Selection criteria: a functional and correct conformation
This week’s subject: A functional and correct conformation
At the first-round viewing, prior to the free-movement/ free-jumping evaluation. Functional and correct conformation plays a co-determining role at every point in the selection process.
A good constitution, that is, a healthy physical state, is very important for a sport horse. For the same reason, we also strive to the greatest extent possible to match a horse’s conformation (in other words, the way it is built with the purpose for which the stallion is bred. The better the body is aligned with the purpose, the easier a stallion can perform the work that will be asked of him. And equally important, he can perform with less risk of injury and more enjoyment in his work.
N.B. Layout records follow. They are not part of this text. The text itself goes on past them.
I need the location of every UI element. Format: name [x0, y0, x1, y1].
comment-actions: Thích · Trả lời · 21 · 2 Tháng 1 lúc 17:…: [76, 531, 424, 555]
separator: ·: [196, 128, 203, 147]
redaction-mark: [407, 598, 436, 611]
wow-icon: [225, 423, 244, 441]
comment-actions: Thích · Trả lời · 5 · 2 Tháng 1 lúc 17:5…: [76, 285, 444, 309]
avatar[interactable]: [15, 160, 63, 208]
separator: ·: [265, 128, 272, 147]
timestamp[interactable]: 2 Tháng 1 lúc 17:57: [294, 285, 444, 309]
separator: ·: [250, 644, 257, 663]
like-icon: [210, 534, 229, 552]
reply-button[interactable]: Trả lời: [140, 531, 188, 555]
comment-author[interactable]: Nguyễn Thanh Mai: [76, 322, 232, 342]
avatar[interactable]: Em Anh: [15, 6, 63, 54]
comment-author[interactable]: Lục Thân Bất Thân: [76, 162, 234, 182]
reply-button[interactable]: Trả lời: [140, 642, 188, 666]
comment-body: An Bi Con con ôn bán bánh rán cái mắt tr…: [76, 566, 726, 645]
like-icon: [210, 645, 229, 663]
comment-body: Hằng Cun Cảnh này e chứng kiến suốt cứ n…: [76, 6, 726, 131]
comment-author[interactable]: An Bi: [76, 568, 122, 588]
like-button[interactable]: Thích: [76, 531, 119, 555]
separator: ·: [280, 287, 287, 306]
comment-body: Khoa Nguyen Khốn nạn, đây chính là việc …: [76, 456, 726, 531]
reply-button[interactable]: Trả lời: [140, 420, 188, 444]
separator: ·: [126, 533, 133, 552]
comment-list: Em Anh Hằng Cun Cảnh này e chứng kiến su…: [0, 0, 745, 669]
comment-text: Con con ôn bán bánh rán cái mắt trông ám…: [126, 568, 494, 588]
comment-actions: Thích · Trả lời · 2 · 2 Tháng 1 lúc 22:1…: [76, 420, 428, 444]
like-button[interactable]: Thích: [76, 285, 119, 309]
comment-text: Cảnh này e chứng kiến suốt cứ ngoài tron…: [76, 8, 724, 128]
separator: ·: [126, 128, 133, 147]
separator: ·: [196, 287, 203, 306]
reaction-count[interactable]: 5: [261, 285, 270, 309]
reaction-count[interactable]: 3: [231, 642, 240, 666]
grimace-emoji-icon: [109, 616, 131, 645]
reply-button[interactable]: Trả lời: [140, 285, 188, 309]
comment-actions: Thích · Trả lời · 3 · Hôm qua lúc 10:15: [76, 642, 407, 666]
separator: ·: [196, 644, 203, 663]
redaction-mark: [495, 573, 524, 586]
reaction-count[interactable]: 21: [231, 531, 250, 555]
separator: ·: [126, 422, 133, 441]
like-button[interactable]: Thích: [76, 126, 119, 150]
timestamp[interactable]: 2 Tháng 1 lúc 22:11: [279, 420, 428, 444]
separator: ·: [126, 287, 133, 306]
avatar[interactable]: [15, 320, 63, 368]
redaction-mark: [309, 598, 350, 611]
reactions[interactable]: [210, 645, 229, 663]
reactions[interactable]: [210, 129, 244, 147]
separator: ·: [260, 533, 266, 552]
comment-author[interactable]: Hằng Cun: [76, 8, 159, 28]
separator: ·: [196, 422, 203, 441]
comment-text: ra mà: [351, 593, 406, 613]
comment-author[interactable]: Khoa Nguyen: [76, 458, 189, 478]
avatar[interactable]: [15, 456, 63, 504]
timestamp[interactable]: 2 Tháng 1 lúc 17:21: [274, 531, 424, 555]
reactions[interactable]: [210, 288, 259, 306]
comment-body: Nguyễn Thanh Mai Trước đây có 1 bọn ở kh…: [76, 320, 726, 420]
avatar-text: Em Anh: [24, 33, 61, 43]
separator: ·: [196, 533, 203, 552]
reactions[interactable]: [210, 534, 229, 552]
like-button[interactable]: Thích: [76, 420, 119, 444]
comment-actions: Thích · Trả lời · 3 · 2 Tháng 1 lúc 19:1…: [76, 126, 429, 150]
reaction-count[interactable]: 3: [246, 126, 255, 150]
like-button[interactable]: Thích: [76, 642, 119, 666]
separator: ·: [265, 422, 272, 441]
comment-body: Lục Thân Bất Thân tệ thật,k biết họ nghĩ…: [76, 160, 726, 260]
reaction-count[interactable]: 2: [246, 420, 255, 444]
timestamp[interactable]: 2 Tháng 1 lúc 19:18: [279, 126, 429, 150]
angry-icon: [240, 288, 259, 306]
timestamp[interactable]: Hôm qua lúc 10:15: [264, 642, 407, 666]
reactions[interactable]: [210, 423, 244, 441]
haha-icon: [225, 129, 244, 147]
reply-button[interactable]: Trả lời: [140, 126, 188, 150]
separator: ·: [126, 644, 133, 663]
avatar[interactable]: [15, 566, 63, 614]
For these reasons, the committees will closely look for abnormal leg conformation and hoof shape, as these faults may have an negative effect on the horse’s resilience and durability. Although a stallion may be very interesting for breeding, he will be dismissed in the first-round viewing if his conformation is deemed undesirable.
After all, conformation does not change, so a stallion with undesirable conformation will not be licensed. However, a stallion may be approved with a remark about his movement, for which the criteria are in principle the same as in the mare selection. In exceptional cases, a stallion may be approved, despite remarks, if he is very interesting for breeding or possesses remarkable natural talent for dressage or show jumping. Approving such a stallion has its risks, so the stallion selection committee only takes such action if they believe that the stallion can help advance breeding. Their remarks are published upon approving such a stallion. He may be an option for breeders with a correct mare who want to try the stallion to find out if he passes on his good traits. If, at the offspring inspection, it is deemed that the stallion passes on his incorrect traits in the extreme, which obviously can have consequences, he may lose his breeding license.